Gov. Tate Reeves, who has been outspoken against teaching Critical Race Theory in the state’s schools, will determine the fate of Senate Bill 2113. The bill would go into effect upon the governor’s signature.
The bill would call for public universities and colleges, community colleges, and public and public charter K-12 schools from teaching students that any sex, race, ethnicity, religion, or national origin is superior to any other.
The bill passed the Senate by a 32-2 vote, but with 18 members absent when the vote took place. The bill passed the House of Representatives by a 75-43 vote, with three absent and one present but not voting.
Doug Carswell, president and chief executive officer of the Mississippi Center for Public Policy, called the vote a victory.

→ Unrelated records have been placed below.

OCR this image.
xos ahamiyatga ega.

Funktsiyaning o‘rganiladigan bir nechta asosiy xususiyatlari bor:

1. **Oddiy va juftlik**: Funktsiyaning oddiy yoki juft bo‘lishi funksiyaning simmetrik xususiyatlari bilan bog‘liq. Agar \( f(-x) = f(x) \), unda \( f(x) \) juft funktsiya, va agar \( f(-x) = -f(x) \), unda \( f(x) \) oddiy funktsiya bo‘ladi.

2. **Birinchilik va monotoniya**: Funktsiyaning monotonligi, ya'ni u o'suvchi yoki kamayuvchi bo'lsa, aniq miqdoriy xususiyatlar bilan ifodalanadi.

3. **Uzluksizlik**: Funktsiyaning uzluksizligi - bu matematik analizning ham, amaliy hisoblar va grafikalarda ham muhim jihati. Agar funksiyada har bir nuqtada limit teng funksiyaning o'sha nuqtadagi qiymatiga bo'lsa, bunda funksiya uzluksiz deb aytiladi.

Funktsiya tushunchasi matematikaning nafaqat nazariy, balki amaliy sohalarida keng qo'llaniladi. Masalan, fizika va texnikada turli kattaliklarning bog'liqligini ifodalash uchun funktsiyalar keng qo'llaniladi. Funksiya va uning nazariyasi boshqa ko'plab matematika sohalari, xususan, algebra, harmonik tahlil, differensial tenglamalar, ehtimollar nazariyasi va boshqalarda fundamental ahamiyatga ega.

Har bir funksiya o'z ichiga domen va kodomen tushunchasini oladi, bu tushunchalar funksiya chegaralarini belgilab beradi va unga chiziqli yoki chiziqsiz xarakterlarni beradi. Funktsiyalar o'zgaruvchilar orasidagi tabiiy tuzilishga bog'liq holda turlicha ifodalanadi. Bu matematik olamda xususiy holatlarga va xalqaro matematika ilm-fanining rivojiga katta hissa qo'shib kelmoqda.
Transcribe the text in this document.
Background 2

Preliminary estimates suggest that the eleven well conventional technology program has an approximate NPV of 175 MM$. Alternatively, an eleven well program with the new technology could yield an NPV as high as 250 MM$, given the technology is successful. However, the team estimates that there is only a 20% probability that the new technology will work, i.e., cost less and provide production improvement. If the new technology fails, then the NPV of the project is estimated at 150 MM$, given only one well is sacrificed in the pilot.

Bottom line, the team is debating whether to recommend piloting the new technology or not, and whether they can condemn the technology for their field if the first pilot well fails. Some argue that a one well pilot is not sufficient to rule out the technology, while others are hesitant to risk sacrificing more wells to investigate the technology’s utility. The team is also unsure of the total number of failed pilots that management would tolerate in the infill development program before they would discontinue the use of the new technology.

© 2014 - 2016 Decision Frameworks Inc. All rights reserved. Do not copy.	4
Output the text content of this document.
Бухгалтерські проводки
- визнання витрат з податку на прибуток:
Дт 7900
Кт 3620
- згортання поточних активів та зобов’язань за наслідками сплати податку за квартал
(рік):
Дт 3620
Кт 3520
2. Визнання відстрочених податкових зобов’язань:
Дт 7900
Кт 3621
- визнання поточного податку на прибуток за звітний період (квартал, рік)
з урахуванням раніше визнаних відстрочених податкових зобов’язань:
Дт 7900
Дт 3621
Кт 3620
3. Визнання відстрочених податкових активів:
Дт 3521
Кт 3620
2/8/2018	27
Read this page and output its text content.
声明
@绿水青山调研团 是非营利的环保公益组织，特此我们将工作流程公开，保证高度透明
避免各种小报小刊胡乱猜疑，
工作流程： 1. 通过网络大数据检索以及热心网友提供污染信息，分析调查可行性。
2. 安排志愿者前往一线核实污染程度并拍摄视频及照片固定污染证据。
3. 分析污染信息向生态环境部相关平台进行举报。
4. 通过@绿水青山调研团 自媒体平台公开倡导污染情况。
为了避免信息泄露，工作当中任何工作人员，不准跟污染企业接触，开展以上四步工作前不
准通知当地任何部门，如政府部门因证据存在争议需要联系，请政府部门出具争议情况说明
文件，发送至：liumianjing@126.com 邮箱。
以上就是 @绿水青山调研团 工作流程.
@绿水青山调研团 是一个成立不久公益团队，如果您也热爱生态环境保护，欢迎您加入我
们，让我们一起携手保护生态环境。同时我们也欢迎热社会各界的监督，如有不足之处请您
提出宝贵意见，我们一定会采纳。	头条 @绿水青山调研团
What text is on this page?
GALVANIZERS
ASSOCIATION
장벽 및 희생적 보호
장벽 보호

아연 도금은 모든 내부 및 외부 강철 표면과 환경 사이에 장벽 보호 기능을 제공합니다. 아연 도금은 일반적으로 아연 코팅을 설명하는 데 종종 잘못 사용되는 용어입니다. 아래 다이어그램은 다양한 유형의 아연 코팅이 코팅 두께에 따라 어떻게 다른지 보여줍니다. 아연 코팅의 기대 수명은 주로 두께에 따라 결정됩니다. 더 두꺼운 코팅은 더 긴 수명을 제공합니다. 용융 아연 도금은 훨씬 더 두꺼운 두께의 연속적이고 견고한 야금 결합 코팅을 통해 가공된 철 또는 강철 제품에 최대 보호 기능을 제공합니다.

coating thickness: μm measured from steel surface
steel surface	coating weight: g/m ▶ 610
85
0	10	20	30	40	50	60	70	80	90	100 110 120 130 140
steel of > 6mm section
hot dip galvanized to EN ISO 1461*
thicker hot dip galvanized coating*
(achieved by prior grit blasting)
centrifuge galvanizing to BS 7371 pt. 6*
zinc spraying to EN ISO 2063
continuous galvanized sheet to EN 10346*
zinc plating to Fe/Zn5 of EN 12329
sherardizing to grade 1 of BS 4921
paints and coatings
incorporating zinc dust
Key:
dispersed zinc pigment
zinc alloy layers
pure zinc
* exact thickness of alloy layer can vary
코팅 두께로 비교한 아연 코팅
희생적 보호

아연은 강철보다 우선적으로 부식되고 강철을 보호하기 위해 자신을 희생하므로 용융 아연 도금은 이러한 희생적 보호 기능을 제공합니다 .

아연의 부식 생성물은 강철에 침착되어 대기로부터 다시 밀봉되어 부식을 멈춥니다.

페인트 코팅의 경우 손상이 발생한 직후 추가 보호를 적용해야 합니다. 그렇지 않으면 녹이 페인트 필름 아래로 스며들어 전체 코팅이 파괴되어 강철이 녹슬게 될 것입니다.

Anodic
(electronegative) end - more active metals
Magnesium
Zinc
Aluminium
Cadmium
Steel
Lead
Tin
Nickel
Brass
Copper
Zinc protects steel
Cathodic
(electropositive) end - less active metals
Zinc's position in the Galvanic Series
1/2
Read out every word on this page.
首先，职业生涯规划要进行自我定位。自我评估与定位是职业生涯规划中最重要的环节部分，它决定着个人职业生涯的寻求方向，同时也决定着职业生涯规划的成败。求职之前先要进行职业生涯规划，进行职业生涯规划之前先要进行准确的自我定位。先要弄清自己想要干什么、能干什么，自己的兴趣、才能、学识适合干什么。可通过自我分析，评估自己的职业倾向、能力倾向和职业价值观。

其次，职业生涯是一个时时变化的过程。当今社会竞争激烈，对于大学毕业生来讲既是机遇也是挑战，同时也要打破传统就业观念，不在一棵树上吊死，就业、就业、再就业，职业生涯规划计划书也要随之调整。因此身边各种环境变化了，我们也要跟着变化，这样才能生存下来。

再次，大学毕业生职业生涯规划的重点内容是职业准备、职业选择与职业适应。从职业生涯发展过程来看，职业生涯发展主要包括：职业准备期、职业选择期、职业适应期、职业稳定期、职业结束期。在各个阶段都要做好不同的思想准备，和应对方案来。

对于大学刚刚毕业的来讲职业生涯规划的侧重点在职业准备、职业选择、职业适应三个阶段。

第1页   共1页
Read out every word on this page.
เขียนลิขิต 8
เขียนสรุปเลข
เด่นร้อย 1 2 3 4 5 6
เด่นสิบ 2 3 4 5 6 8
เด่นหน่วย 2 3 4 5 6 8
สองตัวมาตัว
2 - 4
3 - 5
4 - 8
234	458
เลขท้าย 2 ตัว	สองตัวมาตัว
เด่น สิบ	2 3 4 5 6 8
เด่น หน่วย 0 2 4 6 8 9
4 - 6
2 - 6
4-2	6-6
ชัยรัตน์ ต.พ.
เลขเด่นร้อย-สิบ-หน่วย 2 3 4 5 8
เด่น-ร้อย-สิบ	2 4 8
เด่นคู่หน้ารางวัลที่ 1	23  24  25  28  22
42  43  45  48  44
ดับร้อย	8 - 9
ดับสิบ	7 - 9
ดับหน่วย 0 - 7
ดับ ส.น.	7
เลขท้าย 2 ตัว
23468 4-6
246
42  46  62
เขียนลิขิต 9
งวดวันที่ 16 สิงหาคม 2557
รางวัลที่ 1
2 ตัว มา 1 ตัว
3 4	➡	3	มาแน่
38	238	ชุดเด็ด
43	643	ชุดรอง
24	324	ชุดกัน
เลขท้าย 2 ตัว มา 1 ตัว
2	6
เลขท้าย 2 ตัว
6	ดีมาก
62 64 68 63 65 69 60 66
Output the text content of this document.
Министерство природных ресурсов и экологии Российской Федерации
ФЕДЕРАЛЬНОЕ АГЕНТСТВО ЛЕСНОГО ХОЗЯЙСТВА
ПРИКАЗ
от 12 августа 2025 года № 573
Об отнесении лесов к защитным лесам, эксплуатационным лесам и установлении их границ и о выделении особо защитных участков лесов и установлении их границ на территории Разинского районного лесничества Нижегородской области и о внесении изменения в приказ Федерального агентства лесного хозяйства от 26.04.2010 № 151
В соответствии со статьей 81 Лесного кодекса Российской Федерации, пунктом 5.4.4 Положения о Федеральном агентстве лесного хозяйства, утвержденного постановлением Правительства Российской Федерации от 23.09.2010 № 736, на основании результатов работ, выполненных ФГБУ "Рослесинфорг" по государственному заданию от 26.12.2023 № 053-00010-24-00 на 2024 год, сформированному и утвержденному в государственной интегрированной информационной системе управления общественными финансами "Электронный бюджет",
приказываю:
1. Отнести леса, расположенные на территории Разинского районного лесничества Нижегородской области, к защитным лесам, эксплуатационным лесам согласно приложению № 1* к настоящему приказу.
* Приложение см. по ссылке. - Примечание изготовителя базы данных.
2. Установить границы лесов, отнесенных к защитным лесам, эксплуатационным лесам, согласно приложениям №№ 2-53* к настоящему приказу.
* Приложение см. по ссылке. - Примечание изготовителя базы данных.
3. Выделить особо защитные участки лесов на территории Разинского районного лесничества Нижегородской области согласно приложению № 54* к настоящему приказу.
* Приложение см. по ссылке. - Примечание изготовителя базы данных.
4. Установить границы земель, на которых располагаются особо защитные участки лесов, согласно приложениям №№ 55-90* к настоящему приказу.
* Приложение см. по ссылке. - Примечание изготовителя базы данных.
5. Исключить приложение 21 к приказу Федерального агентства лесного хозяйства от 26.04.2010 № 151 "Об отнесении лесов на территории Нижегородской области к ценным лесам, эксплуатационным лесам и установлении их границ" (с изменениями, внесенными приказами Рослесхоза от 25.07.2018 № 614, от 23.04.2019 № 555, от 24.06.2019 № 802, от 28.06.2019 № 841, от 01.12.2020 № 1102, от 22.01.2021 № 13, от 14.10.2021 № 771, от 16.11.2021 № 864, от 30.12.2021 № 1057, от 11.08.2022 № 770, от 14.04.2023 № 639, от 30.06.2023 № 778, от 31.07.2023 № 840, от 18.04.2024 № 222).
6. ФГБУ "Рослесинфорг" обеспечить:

The Center for Public Policy, which authored the bill, said in a news release, “Our bill is 100% consistent with Dr. Martin Luther King’s vision of an America in which people are judged on the content of their character, not the color of their skin.”
Under the bill, if enacted, individual students are not to be adversely treated due to their sex, race, ethnicity, religion, or national origin and provides that no distinctions, or classifications, are to be made on account of race, other than for the required collection or reporting of demographics.
In addition, the bill would provide “that no course of instruction shall be taught that affirms such principles.”
Another facet of the bill is that the Department of Education would be prohibited from releasing funding to entities under it’s jurisdiction, including school districts, charter schools, and community colleges, universities and colleges, boards of trustees, and the Mississippi Community College Board for any violations of the act.